I don't know, this seems like one of those things that will figure itself out over time. A question with no concrete answer, but what's right for you.
At first and even now, I simply had to know anything I could about OW but now I find I don't want to. I don't want to hear anything about any of it. Any of it is a trigger and actually, SBXH himself has become a trigger.
I don't know when your Dday was, but early on I was much more curious, if that helps at all. Maybe as time goes on, you won't need to know, but maybe you will. I have times or issues I need to know and can't let go of if I don't know, so it goes in a circle sometimes.

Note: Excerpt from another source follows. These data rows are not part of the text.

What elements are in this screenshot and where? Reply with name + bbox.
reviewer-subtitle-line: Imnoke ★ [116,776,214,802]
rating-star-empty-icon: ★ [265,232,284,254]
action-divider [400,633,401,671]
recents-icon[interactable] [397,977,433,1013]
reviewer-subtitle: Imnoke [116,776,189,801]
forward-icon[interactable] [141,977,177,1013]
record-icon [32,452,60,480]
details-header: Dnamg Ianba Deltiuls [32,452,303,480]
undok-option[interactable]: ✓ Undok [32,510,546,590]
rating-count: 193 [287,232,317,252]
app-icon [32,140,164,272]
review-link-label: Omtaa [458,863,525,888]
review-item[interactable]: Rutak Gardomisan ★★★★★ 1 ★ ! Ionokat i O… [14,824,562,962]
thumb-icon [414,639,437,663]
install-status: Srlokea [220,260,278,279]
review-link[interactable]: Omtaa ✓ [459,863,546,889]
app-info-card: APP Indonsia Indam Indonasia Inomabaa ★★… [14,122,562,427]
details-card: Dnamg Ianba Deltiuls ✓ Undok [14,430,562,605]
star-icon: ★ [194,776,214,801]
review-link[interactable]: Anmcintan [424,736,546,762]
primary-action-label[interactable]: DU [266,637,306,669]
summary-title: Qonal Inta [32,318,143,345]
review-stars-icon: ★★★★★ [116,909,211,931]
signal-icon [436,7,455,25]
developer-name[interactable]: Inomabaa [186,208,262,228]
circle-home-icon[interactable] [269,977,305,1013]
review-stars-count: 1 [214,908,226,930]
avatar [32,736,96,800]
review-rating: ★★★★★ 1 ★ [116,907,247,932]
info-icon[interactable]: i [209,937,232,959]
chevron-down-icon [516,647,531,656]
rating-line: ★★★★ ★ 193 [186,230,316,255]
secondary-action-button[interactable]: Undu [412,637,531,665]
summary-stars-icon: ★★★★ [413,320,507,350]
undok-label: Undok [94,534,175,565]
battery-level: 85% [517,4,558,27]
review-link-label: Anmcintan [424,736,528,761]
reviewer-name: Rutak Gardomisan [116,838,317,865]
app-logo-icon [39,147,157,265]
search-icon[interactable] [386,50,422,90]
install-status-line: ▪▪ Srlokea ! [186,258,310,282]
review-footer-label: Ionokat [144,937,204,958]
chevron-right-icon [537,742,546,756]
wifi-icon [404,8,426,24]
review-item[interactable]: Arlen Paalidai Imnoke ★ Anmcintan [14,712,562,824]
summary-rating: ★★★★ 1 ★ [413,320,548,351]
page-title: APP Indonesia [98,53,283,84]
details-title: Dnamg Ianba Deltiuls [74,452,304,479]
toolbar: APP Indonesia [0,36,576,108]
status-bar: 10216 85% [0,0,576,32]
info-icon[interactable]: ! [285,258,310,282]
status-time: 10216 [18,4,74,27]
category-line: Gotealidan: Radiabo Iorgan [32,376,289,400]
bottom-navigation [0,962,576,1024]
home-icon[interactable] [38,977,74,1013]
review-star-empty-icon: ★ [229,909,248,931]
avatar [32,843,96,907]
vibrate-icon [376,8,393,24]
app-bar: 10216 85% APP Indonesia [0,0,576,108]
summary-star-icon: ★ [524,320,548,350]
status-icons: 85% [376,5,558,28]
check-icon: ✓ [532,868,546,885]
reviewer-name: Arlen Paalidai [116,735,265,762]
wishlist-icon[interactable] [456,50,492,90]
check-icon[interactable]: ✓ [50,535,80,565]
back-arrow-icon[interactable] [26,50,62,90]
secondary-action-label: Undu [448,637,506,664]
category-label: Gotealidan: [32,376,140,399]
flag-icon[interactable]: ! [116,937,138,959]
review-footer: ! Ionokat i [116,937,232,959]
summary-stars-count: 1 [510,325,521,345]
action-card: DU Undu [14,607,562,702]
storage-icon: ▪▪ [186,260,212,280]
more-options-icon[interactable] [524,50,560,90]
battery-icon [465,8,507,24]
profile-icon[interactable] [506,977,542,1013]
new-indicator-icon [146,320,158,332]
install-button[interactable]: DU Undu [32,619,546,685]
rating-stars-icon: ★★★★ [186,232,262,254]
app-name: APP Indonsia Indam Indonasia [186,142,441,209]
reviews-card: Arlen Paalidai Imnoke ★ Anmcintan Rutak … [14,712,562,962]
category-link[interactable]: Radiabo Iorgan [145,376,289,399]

Do you think you could put it out of mind if you knew, or would it be a lot worse? Maybe some questions to ask yourself would help.
I'm sorry, but I'm skeptical that he has no info. Was he drunk? I don't know many instances where a ONS could happen without details if it was in a setting like you describe, because that doesn't seem like a sudden thing, like things that happen on the street.
And I hate the saying too, but maybe over time things will divulge themselves as sometimes happen. I know I've had some small questions answered without having to ask, when a person talks about it or DD or Perv himself lets something slip.
Discovering what really matters about life and "the situation" has helped a lot.
You gave me nothing and now it's all I've got - Bono
A person is a person, no matter how small. -Dr. Suess
Perserverance and spirit have done wonders in all ages.